Quincy, Mass.-based Stop & Shop Supermarket Co., which operates 348 stores in New England, New York and New Jersey, is rolling out free Wi-Fi service in its stores that have cafe seating. The company has hired ICOA Inc., a Rhode Island provider of "neutral-host" wireless, to install and maintain the network, which will run independently of the chain's business network. Customers logging in to the Stop & Shop in-store Web page will be exhorted to "Sip, savor and surf."
Mike Drumm, new ventures product manager for Stop & Shop, said Wi-Fi access was a natural fit with Stop & Shop's emphasis in recent years on prepared foods that can be eaten on premises -- or grabbed to go. The chain dishes up meals from Boston Market for shoppers in need of nourishment, as well as offering Starbucks or Dunkin' Donuts coffee for folks who might want to linger.
"We thought the Wi-Fi would be another convenience for our customers, to make shopping not so much of a chore," Drumm said.
It's not immediately clear how having a laptop makes shopping less of a chore, said Gartner Research analyst Ken Dulaney. However, there is a business case for Wi-Fi grocery stores, said Dulaney, who covers the mobile and wireless markets.
"There are a lot of salespeople who drive around everyday. They need a place to have lunch and check e-mail," he said. "It's why McDonald's put Wi-Fi in their shops."
Many retailers deploy Wi-Fi for their own business needs, such as managing stock in the back room or checking shelves, said Dulaney. "They've got some extra bandwidth and they figure they'll open it up to anybody who shows up, customers or delivery people who might need to check back with their networks. And they might as well, because there is no downside. "

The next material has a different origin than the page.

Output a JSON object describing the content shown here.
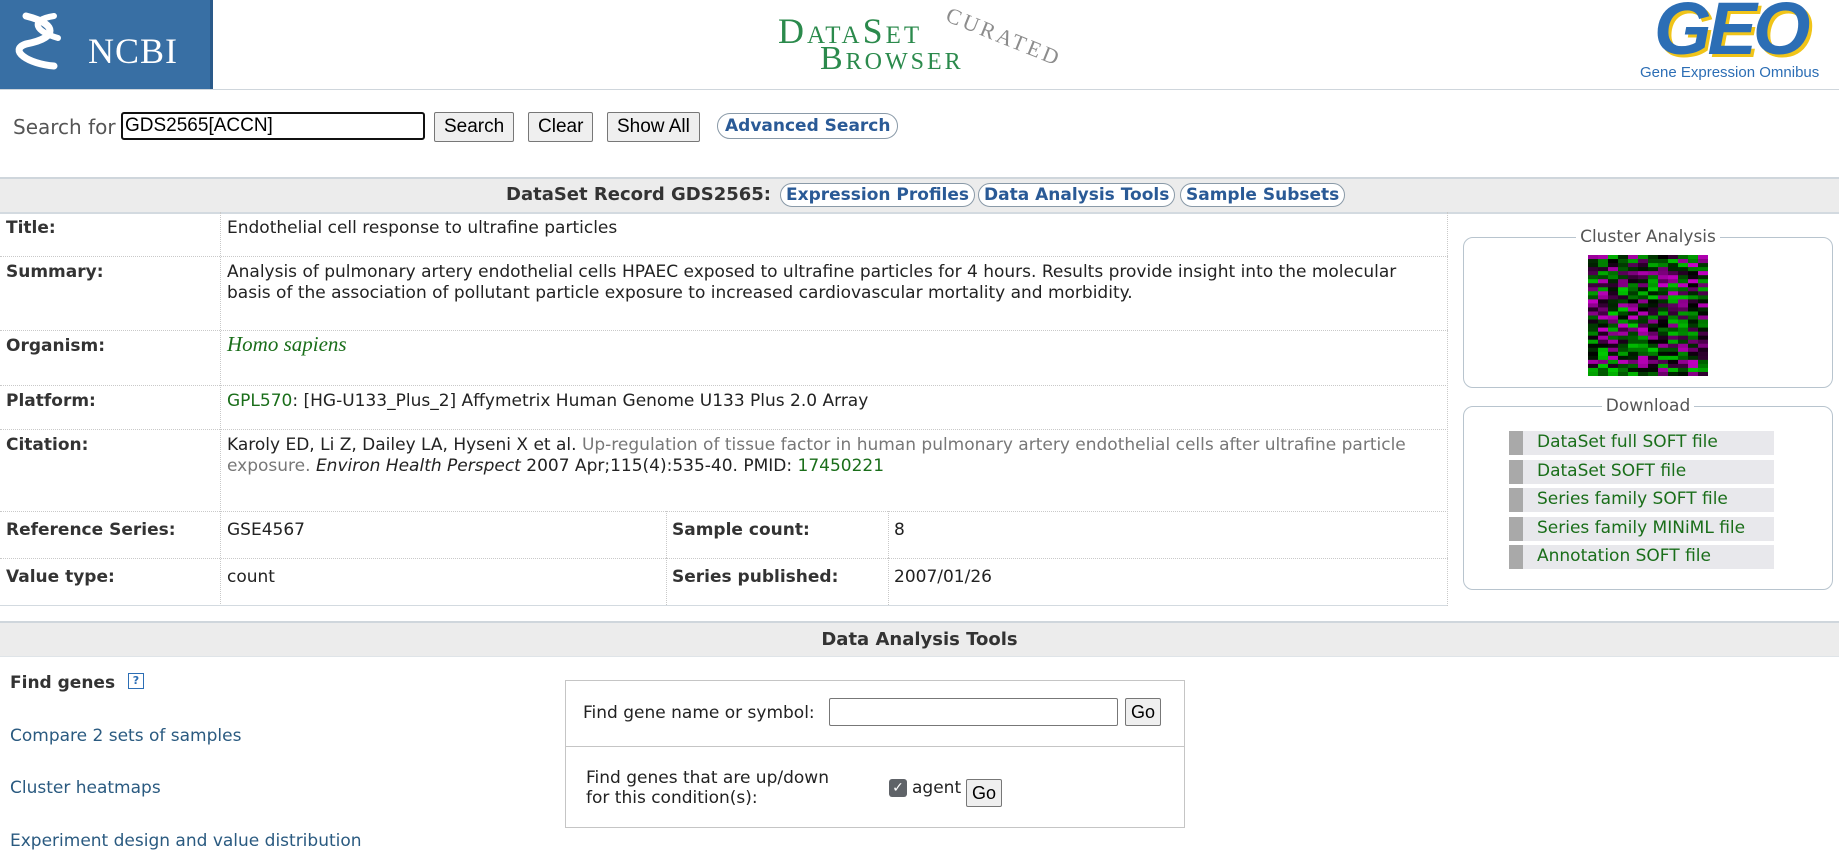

Stop & Shop, however, is running the network separately, just for its customers. Jennifer Nieman, a consultant with ICOA who works on the Stop & Shop contract, points to research from ICOA's largest customer, quick-service restaurant chain Panera Bread, showing that free Wi-Fi access for customers translated to sales.
"This brings feet from the street, and it really does affect their register rates," Nieman said. "Even though it is free to the user, the return [on investment] can be extraordinarily better than for a pay-for network."
Stop & Shop did not disclose the terms of its ICOA contract, except to say the investment is relatively modest. Nieman said ICOA charges a one-time cost for the hardware, typically about $1,000 per store, and a monthly fee for running the service at each location. As for return on investment, Stop & Shop's Drumm said it's too early to tell. The company launched its Wi-Fi service just before Christmas in a new urban neighborhood store in Dorchester, Mass., and it seems to be popular, "with quite a few repeat users," Drumm said.
The trend for Wi-Fi at supermarkets is growing, Nieman said. ICOA, for example, is currently working with Kroger Inc., which is deploying wireless in the Starbucks cafes it now has in some of its supermarkets, and the provider has a number of other supermarket customers who have not yet gone public with plans.
Nieman sees the offering as more than another marketing gimmick. "It's a generous offering. There are not that many places that are giving free Wi-Fi to their communities," she said. "You don't see a Verizon or SBC giving away service."
Gartner's Dulaney warned that the added amenity -- if it does confer a benefit -- could easily be adopted by the biggest threat to traditional supermarkets, namely Wal-Mart. "They could duplicate this in a second. Wal-Mart's already got Wi-Fi everywhere. All they have to do is spin off a section for guests," he said.